Whedon had hoped to take some of what could be considered campy aspects of the Wonder Woman persona — the bracelets, the lasso, the invisible jet — explain why they exist and make them "absolutely central to the entire movie." "The bracelets and the lasso are so much part of who she is and the journey she goes through," Whedon said. "They're not just cute and they're definitely not silly and she's not going to spin to change her clothes."

Because he was taking so long to deliver a version of the script that the studio — and producer Joel Silver — wanted, Whedon wrote that he realized, "it was never gonna be a simple slam-dunk." But one of the agreements he made with the studio was that "there was no schedule of any kind," so he was free to take as long as he needed to write the script. "This may have come back to bite me slightly, as I have struggled and struggled to get it done," Whedon told MTV News. "I've been whining about it quite a lot.
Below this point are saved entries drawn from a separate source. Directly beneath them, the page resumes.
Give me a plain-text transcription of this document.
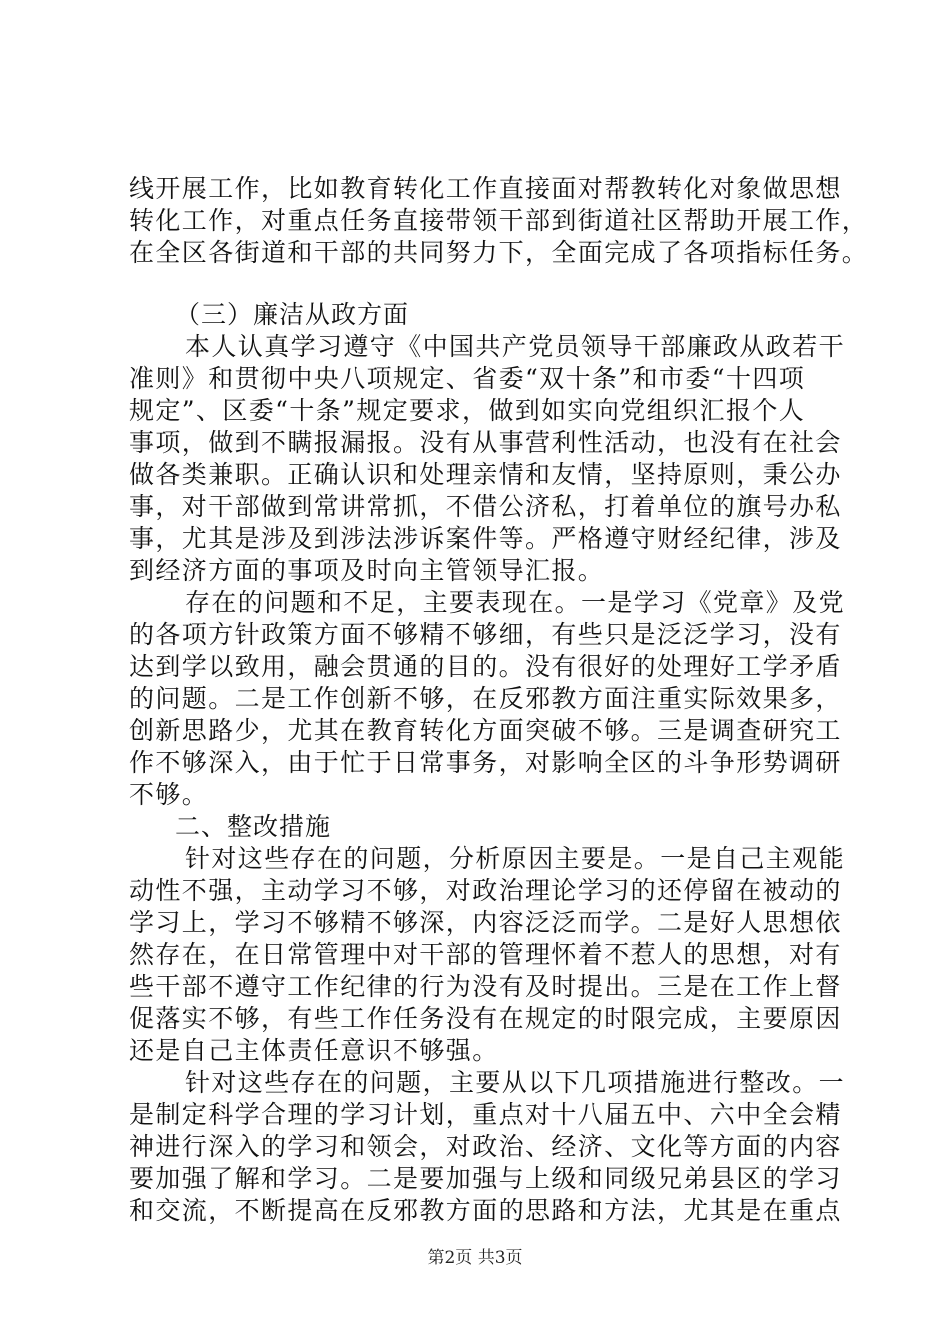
线开展工作，比如教育转化工作直接面对帮教转化对象做思想
转化工作，对重点任务直接带领干部到街道社区帮助开展工作，
在全区各街道和干部的共同努力下，全面完成了各项指标任务。
（三）廉洁从政方面
本人认真学习遵守《中国共产党员领导干部廉政从政若干
准则》和贯彻中央八项规定、省委“双十条”和市委“十四项
规定”、区委“十条”规定要求，做到如实向党组织汇报个人
事项，做到不瞒报漏报。没有从事营利性活动，也没有在社会
做各类兼职。正确认识和处理亲情和友情，坚持原则，秉公办
事，对干部做到常讲常抓，不借公济私，打着单位的旗号办私
事，尤其是涉及到涉法涉诉案件等。严格遵守财经纪律，涉及
到经济方面的事项及时向主管领导汇报。
存在的问题和不足，主要表现在。一是学习《党章》及党
的各项方针政策方面不够精不够细，有些只是泛泛学习，没有
达到学以致用，融会贯通的目的。没有很好的处理好工学矛盾
的问题。二是工作创新不够，在反邪教方面注重实际效果多，
创新思路少，尤其在教育转化方面突破不够。三是调查研究工
作不够深入，由于忙于日常事务，对影响全区的斗争形势调研
不够。
二、整改措施
针对这些存在的问题，分析原因主要是。一是自己主观能
动性不强，主动学习不够，对政治理论学习的还停留在被动的
学习上，学习不够精不够深，内容泛泛而学。二是好人思想依
然存在，在日常管理中对干部的管理怀着不惹人的思想，对有
些干部不遵守工作纪律的行为没有及时提出。三是在工作上督
促落实不够，有些工作任务没有在规定的时限完成，主要原因
还是自己主体责任意识不够强。
针对这些存在的问题，主要从以下几项措施进行整改。一
是制定科学合理的学习计划，重点对十八届五中、六中全会精
神进行深入的学习和领会，对政治、经济、文化等方面的内容
要加强了解和学习。二是要加强与上级和同级兄弟县区的学习
和交流，不断提高在反邪教方面的思路和方法，尤其是在重点
第2页 共3页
I'd like to perhaps not be remembered for the whining."

In his post, Whedon said while he was disappointed that he was no longer affiliated with the project after all this time, he was also relieved that he wasn't in some "horrible limbo of development." "So I'm a free man," he wrote.

Which means, "I never have to answer THAT question again!" he wrote, obviously a reference to the tirelessly posed question of which actress will fill Wonder Woman's shoes (see "Lindsay? Cameron? Mischa? Who Should Be The Next Wonder Woman?"). To illustrate his frustration at being asked the question, Whedon had relayed this anecdote to MTV News: "I literally had lunch with a studio executive where I told him, 'It's driving me crazy, all everyone wants to know is who I'm casting, and I'm not finished with the script,' and he said, 'Yeah, so who are you going to cast?' 'And it's actually driving me crazy, where I have to seek therapy because of it.' all everyone wants to know is who I'm casting, and I'm not finished with the script,' and he said, 'Yeah, so who are you going to cast?' 'And it's actually driving me crazy, where I have to seek therapy because of it.' 'So who do you want to cast? Come on, it's fun to play.' Oh my God, he won't stop. It's the only thing I ever get asked. I'm more tired of it than you can possibly imagine."

So to close the book on the subject, Whedon wrote in his announcement, "Finally and forever: I never had an actress picked out, or even a consistent front-runner. ... All right, it was Cobie Smulders [from TV's 'How I Met Your Mother']. Sorry, Cobes."